Should we have withdrawn our troops?
Imagine, if you can, being a nineteen-year-old young woman living in Kabul or another major city of Afghanistan. You were born after the so-called liberation of your country twenty years ago, free from the choking, iron-fisted grip of the Taliban, and have grown up believing you will, at the very least, have a say in your future life choices; an education, university, a career. The opportunities are vivid and exciting.
Then, almost overnight, everything changes. You can no longer make any choices. For much of the time you must remain at home, and when you are permitted outside you must cover up, if not in a full burqa hiding your entire body and head with just a mesh panel to see through, then most certainly with some form of hijab covering your head. Despite what the victorious Taliban are saying now, once their new regime is established and a leadership structure in place, a return to anything like their previous strict interpretation of Sharia law will mean girls’ schools closing, and university and a career out of the question for women. Any flouting of the laws by women, as well as by men, can lead to punishments as draconian as the hacking off of limbs or stoning to death. That is just one of the probable realities the departing Americans and their allies, including the British, have left behind as they chaotically fled Afghanistan rather than departing with the dignity and plan for the future they promised.

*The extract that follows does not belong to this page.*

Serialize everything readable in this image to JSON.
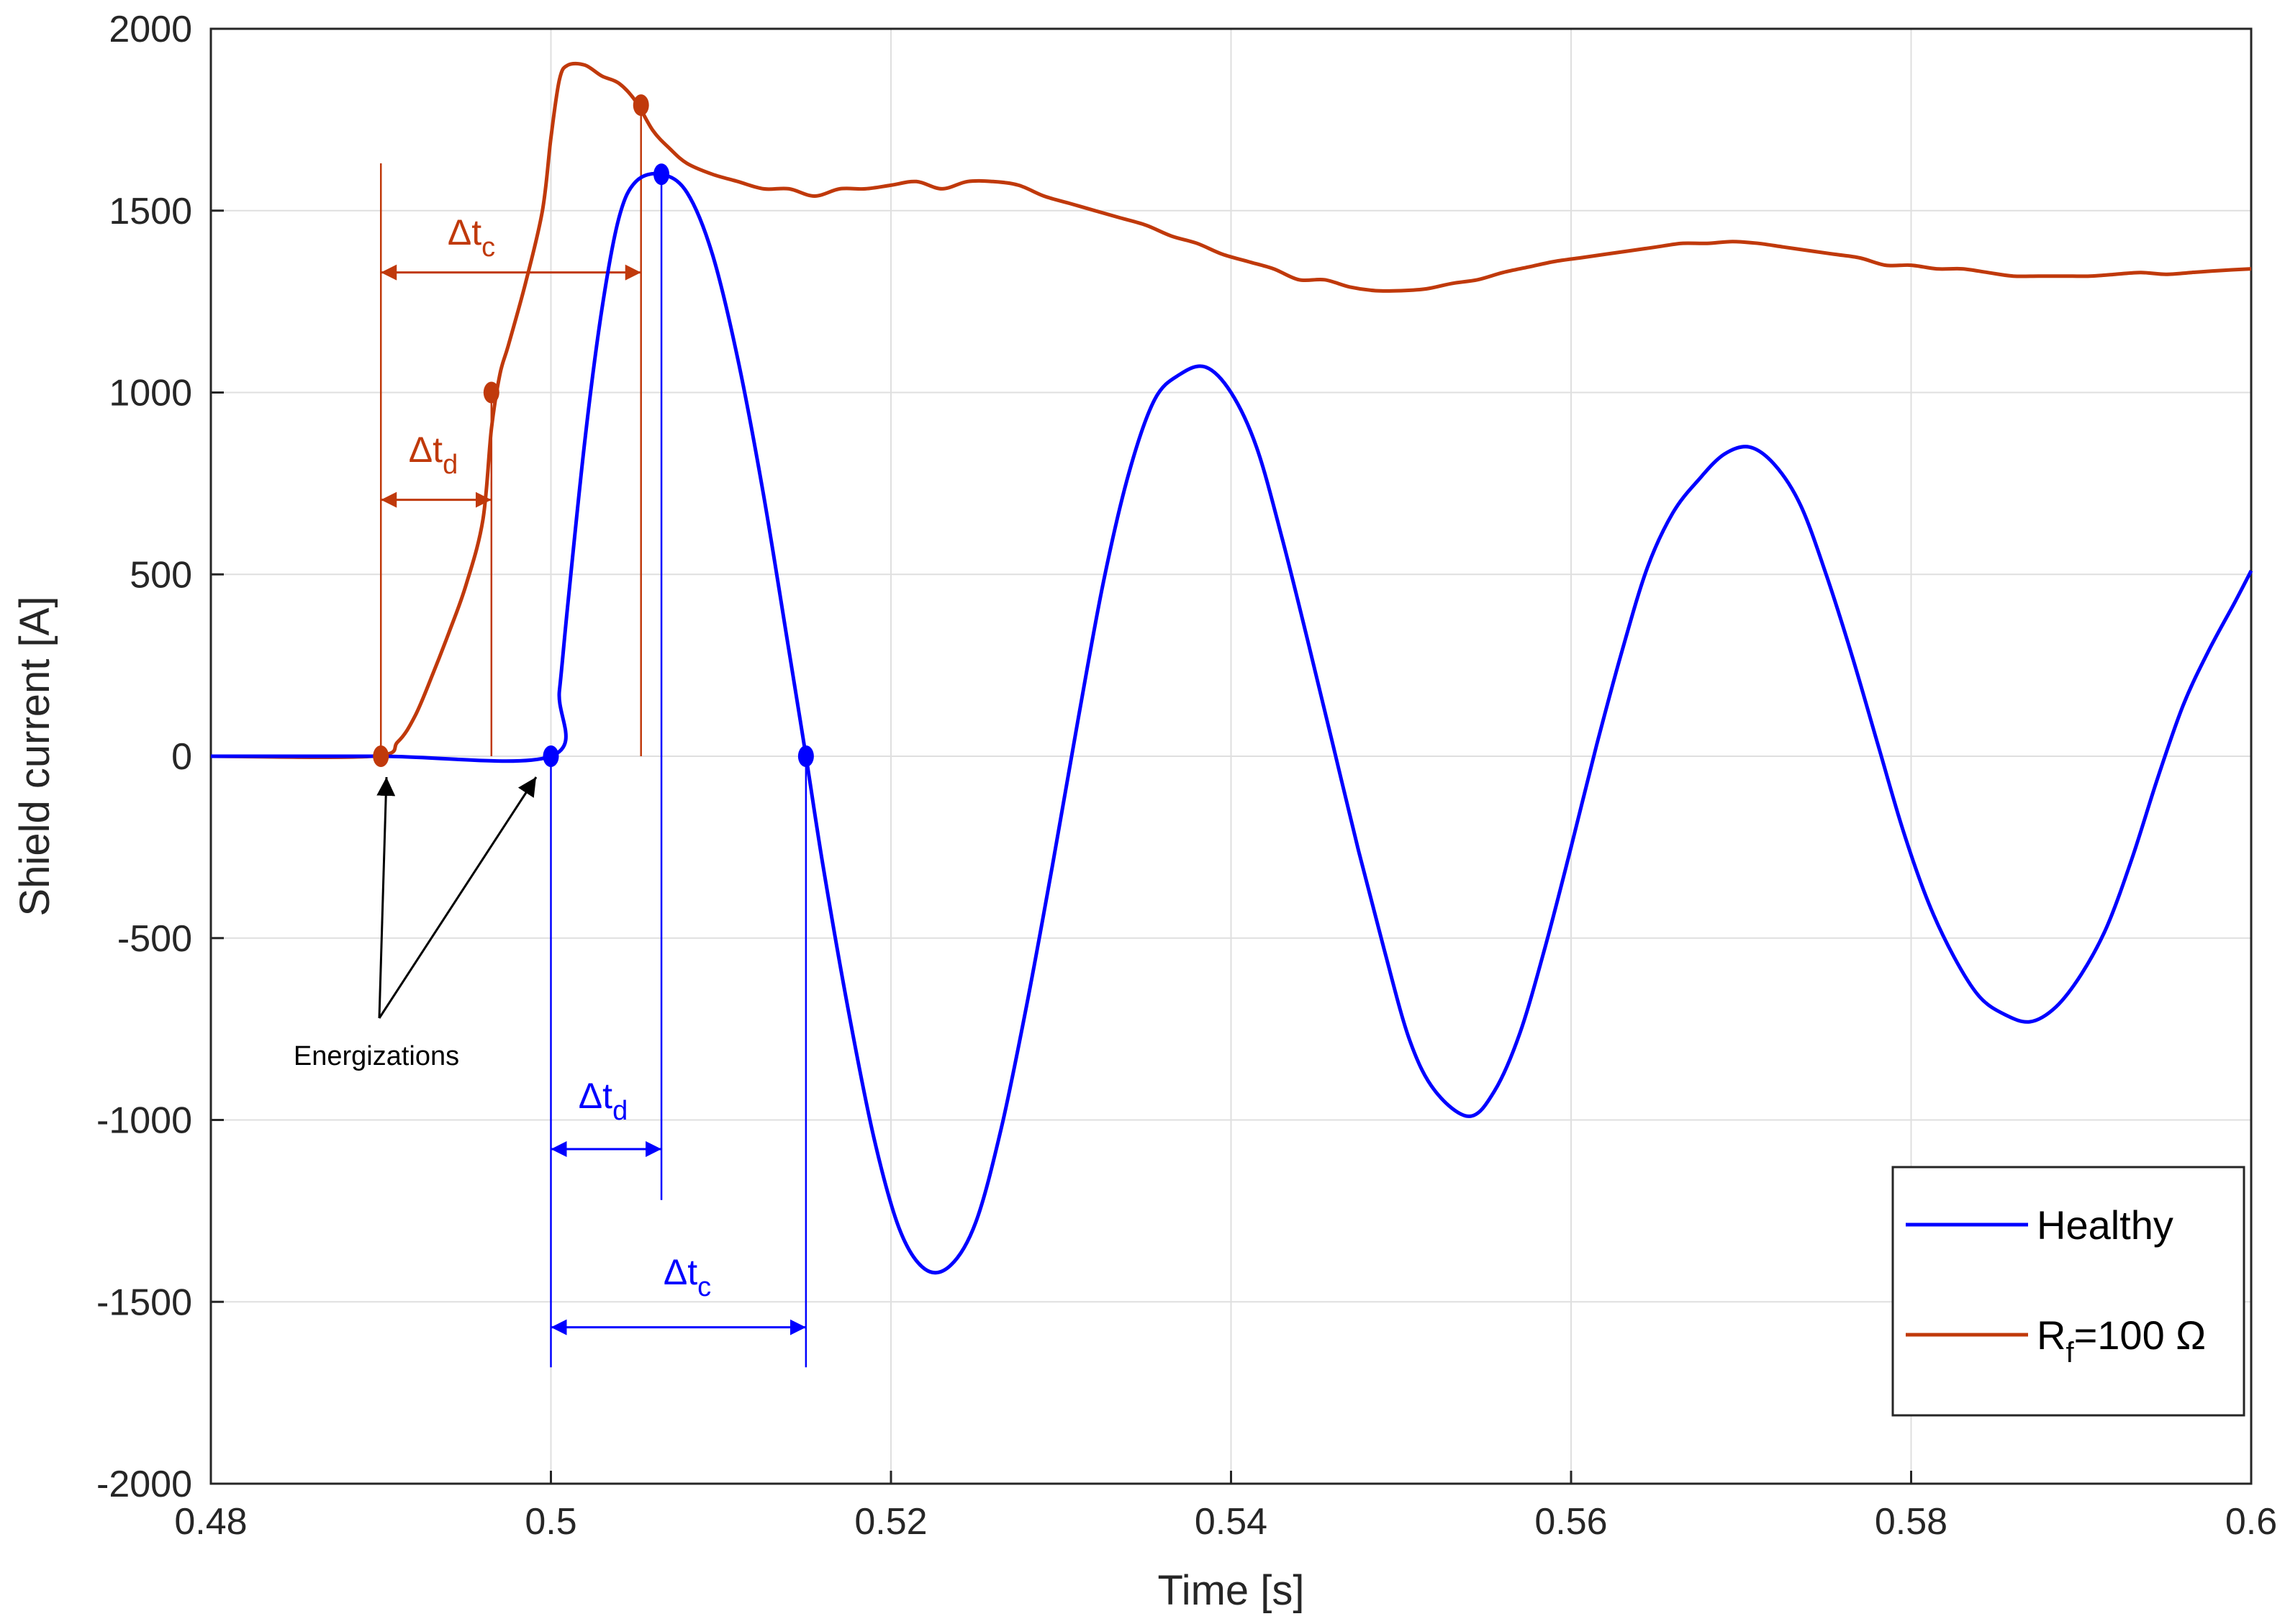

The fanatical Taliban simply overwhelmed the military might and the millions of the allied superpowers, now the blame game over the long occupation and the chaotic withdrawal continues. Prime Minister Boris Johnson wants to shift those tactical failures on to President Joe Biden, apparently reviving the US leader’s “Sleepy Joe” nickname, but having lost thirteen more troops even as they departed Kabul, adding to the thousands of previous deaths, Biden is in no mood to be lectured by a prime minister who was on holiday when the crisis erupted.

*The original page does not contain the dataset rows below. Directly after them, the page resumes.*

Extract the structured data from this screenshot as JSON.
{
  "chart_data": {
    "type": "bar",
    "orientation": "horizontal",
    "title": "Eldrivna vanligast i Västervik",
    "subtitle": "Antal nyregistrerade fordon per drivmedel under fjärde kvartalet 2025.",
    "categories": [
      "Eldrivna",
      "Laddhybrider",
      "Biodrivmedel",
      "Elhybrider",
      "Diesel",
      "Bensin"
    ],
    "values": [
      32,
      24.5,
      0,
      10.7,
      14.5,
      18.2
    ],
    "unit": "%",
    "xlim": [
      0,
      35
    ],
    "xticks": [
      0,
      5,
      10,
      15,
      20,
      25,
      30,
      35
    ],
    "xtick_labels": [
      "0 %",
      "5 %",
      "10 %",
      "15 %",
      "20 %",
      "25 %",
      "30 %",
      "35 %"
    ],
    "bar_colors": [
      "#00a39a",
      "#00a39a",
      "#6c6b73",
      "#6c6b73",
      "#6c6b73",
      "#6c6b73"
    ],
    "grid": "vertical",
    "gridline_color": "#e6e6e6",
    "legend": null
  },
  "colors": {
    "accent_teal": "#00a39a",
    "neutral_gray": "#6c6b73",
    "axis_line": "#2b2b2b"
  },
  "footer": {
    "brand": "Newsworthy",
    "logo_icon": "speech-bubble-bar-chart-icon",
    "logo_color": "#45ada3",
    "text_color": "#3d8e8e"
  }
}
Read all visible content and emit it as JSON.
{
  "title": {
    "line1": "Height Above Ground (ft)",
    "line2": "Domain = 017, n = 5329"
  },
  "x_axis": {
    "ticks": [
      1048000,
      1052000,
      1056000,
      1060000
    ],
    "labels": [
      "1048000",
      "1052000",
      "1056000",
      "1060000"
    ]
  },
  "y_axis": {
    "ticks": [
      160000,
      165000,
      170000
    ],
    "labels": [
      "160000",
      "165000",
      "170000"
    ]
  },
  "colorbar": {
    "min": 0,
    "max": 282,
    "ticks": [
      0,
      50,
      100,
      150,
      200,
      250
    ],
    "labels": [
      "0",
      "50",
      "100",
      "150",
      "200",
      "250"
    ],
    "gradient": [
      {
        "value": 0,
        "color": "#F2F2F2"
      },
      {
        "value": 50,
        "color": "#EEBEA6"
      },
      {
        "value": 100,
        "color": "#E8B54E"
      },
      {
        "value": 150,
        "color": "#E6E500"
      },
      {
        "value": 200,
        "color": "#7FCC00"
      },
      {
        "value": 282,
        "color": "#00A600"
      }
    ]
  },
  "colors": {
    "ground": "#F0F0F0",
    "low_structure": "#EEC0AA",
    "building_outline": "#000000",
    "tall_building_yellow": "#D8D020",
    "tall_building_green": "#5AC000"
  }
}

At least Johnson immediately cut short his break, as opposed to the now former Foreign Secretary Dominic Raab, who refused even to make vital telephone calls and disturb his own holiday in Crete. When he eventually returned to Britain, Raab was frequently at odds with his leader’s comments regarding intelligence received during the Taliban’s sweeping advance. And with heavyweight former prime ministers John Major and Tony Blair, who took Britain into Afghanistan twenty years ago, adding critical voices to the debate, Johnson scuttled off again, although Downing Street claimed that this time he wasn’t actually on holiday, just working away. Afghanistan has ultimately been a calamitous experience for the UK, but now that we are out it’s abundantly clear in our survey that few want a return.
And with the loss of 457 British military lives during the conflict was it worthwhile? We asked the same question in our July survey, and in our latest poll the number answering “No” has leapt from 59% to 71%.